In a recent study conducted by Eslamian et al., a significant difference was not observed between the US-guided and LM-guided injections for CTS treatment, which is similar to the current study findings (16). No major adverse events were noted in the present study, in line with previous studies (15, 23).
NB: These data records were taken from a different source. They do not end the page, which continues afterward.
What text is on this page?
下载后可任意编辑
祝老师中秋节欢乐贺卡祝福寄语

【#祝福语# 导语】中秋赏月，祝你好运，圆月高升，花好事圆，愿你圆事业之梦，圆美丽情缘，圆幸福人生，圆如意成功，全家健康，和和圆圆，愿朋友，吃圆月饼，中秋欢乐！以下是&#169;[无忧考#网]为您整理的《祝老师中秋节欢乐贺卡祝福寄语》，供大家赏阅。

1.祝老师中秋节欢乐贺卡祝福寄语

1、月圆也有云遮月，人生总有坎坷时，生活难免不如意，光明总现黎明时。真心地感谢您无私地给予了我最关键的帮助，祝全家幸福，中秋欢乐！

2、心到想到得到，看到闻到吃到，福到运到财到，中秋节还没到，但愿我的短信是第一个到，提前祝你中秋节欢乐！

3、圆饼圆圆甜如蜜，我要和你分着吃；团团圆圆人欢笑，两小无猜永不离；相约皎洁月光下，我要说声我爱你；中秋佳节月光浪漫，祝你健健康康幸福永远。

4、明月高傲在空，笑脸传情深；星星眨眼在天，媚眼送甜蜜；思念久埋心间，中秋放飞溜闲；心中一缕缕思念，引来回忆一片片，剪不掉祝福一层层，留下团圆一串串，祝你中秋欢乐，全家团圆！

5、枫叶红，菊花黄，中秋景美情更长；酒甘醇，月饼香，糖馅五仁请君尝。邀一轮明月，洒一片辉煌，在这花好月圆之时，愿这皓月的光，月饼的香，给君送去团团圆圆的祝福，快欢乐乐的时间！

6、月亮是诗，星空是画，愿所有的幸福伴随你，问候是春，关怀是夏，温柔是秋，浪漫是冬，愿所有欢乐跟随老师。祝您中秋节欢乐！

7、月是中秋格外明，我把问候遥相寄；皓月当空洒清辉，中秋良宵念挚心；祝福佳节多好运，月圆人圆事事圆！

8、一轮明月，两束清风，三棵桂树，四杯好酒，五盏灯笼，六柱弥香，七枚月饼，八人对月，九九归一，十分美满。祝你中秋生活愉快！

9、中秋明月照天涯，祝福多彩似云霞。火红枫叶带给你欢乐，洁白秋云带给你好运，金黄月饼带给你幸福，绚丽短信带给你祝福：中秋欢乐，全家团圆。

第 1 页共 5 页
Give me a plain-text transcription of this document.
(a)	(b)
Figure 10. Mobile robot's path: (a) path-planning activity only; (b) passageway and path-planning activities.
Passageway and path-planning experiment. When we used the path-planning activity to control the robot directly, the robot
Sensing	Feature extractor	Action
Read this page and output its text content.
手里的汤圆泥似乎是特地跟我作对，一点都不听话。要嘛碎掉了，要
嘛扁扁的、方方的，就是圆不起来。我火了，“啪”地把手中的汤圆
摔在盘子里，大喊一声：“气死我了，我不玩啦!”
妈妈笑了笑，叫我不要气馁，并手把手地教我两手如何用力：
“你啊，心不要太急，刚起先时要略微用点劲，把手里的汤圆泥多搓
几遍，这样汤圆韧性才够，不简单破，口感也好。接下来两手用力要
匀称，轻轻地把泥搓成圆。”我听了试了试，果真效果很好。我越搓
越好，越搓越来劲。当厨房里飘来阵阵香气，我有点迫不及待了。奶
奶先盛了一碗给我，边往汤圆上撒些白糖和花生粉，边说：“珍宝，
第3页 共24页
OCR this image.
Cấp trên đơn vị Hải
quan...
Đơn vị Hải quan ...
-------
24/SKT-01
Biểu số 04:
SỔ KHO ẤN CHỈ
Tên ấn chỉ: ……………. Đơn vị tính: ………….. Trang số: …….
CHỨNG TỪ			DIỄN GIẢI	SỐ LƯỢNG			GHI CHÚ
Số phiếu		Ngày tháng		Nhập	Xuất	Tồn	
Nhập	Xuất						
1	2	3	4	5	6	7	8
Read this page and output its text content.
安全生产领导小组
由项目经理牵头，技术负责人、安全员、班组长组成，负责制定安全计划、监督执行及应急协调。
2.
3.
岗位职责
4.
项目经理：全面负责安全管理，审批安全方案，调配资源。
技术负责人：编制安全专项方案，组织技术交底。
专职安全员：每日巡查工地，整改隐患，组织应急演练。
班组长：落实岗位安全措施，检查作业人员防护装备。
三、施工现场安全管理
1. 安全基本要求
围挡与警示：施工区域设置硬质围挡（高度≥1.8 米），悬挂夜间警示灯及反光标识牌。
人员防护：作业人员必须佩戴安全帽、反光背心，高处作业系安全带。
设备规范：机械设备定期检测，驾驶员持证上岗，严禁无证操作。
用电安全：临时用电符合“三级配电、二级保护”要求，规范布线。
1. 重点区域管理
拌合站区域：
The sample size was larger in the current study than in all previous studies. However, longer follow-ups and larger sample sizes are needed for better evaluation of long-term effects of the US-guided injection.
5.1. Conclusions
The present study primarily addressed the effects of two different techniques for carpal tunnel injection and their outcomes. Although no significant difference was observed generally between the US-guided and LM-guided groups, longer follow-ups are needed to determine if regression in the outcomes of the LM-guided group is significant or not.
In our clinical context, because of the additional cost of US-guided injection, this procedure is not recommended for corticosteroid injection in CTS based on the results of this study.